Marc Hernández Pon, pseudonimo di un agente della Policía Nacional di origine menorchine, è stato il primo ad infiltrarsi all’interno dei movimenti indipendentisti di Barcellona. Dopo i vari lockdown dovuti alla pandemia, nel giugno del 2020 Marc fa ingresso nel sindacato popolare Resistim Gòtic, partecipando alle manifestazioni contro gli sgomberi del Casal Popular Lina Òdena. Dopo essersi iscritto alla Facoltà d’Educaciò dell’Università di Barcellona, stringe varie relazioni con militanti indipendentisti, per entrare poi a far parte del Sindicat d’Estudiants dels Països Catalans (Sindacato degli studenti dei paesi catalani) e divenire in pochi mesi il coordinatore del Campus Mundet.

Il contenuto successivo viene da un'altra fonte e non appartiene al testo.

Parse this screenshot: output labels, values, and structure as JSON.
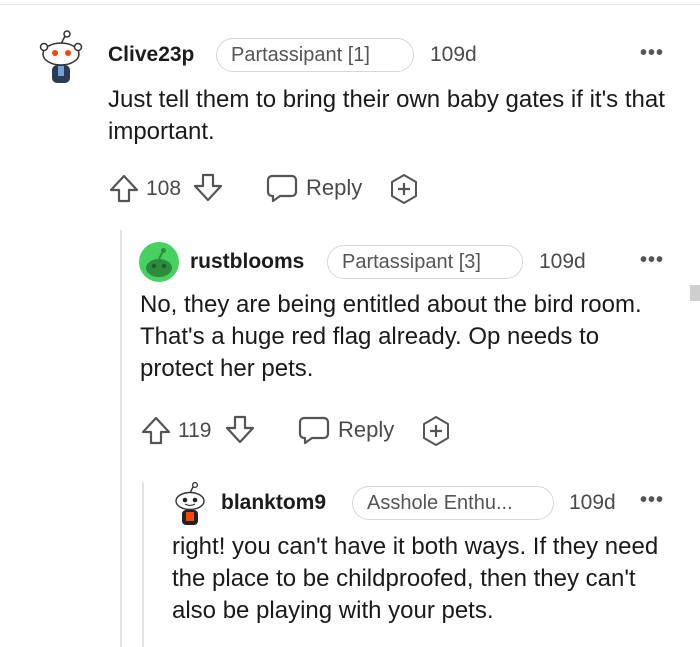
{
  "comments": [
    {
      "username": "Clive23p",
      "flair": "Partassipant [1]",
      "age": "109d",
      "more_icon": "ellipsis-icon",
      "text": "Just tell them to bring their own baby gates if it's that important.",
      "votes": "108",
      "reply_label": "Reply",
      "avatar_color": "#ff4500"
    },
    {
      "username": "rustblooms",
      "flair": "Partassipant [3]",
      "age": "109d",
      "more_icon": "ellipsis-icon",
      "text": "No, they are being entitled about the bird room. That's a huge red flag already. Op needs to protect her pets.",
      "votes": "119",
      "reply_label": "Reply",
      "avatar_color": "#46d160"
    },
    {
      "username": "blanktom9",
      "flair": "Asshole Enthu...",
      "age": "109d",
      "more_icon": "ellipsis-icon",
      "text": "right! you can't have it both ways. If they need the place to be childproofed, then they can't also be playing with your pets.",
      "avatar_color": "#ff4500"
    }
  ],
  "more_label": "•••"
}
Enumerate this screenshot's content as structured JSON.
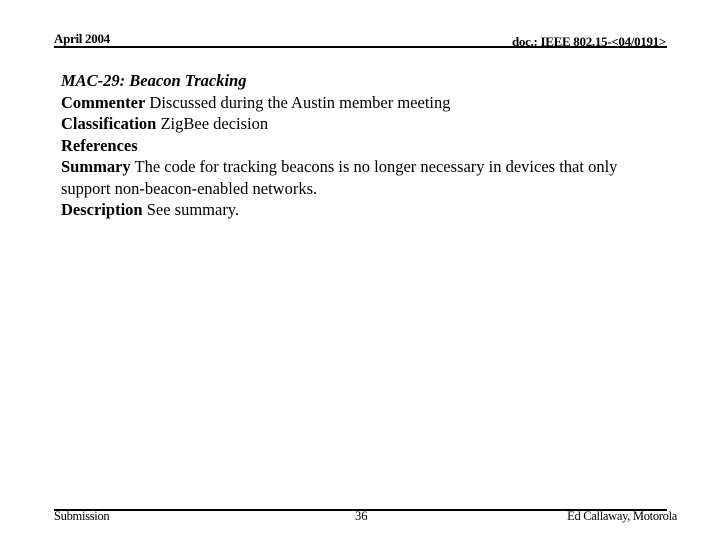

Da quel momento inizia a partecipare attivamente a tutte le attività di resistenza popolare contro gli sgomberi e ai vari scioperi mossi dal sindacato, potendo accedere ai dettagli organizzativi riservati ai coordinatori dei movimenti.

L’agente Daniel Hernández Pons in una foto in divisa (a sinistra) e durante il periodo di infiltrazione (a destra); [La Directa]
Ad attirare i primi sospetti nella militanza è una vacanza organizzata tra i membri del sindacato a Palma di Maiorca, in un appartamento di proprietà di uno zio di Marc. Qui, secondo le ricostruzioni del sindacato, uno studente di Maiorca militante del SEPC avrebbe notato l’accento menorchino dell’agente, facendolo per scherzo notare agli altri. L’ultimo contatto sarebbe avvenuto il 23 maggio del 2022, quando all’improvviso Marc annunciò che sarebbe dovuto tornare a Maiorca e rimanere varie settimane per prendersi cura di suo padre, malato di cancro. La storia di Marc, finita tra le mani dei giornalisti di La Directa, si svela essere un caso di infiltrazione: grazie ad alcune analisi fotografiche e allo svolgimento di indagini riguardanti il passato di I.J.E.G (queste le iniziali dell’agente) tutti i nodi vengono al pettine. Dopo aver studiato criminologia a Girona e fatto ingresso nella scuola di polizia, l’agente infiltrato viene nominato ufficialmente il 4 giugno del 2019. La casa in cui si era svolta la riunione sindacale che dà inizio ai primi sospetti si rivela successivamente essere iscritta nei registri turistici della comunità baleare.

Parallelamente, un altro agente della Policía Nacional, Daniel Hernández Pons, anche lui maiorchino, si infiltra nei contesti militanti del quartiere di Sant Andreu di Barcellona, entrando in contatto il 5 giugno del 2020 con il centro sociale occupato La Cinètika. Da quel momento l’agente, che in questo caso non fa ricorso ad uno pseudonimo, partecipa all’organizzazione degli eventi di quartiere, alle manifestazioni contro l’incarceramento per insulti alla monarchia dell’artista Pablo Hasel e, in occasione di un picchetto contro uno sgombero, arriva a ricevere una sanzione amministrativa di 600 euro. Ma anche lui, dopo aver raccontato di aver trovato dei lavori saltuari tra Palma, Granada e la Danimarca, interrompe i contatti. A differenza del primo caso, Daniel Hernández Pons accede ai vari movimenti sociali anche attraverso relazioni sessuali, tramite l’utilizzo di app d’incontri. Almeno otto donne di vari collettivi hanno confermato a La Directa di aver avuto rapporti occasionali con l’agente e due di queste di aver stretto una relazione affettiva stabile. A far saltare la copertura fu l’indagine nei confronti del precedente infiltrato: Marc Hernández Pon. Secondo quanto svelato dall’inchiesta de La Directa i due agenti avrebbero dovuto attuare come fratelli, ma alcuni dettagli sui movimenti bancari avrebbero messo in luce elementi discordanti in relazione all’effettiva identità del primo agente destando inequivocabili sospetti anche su Daniel Hernández Pons.  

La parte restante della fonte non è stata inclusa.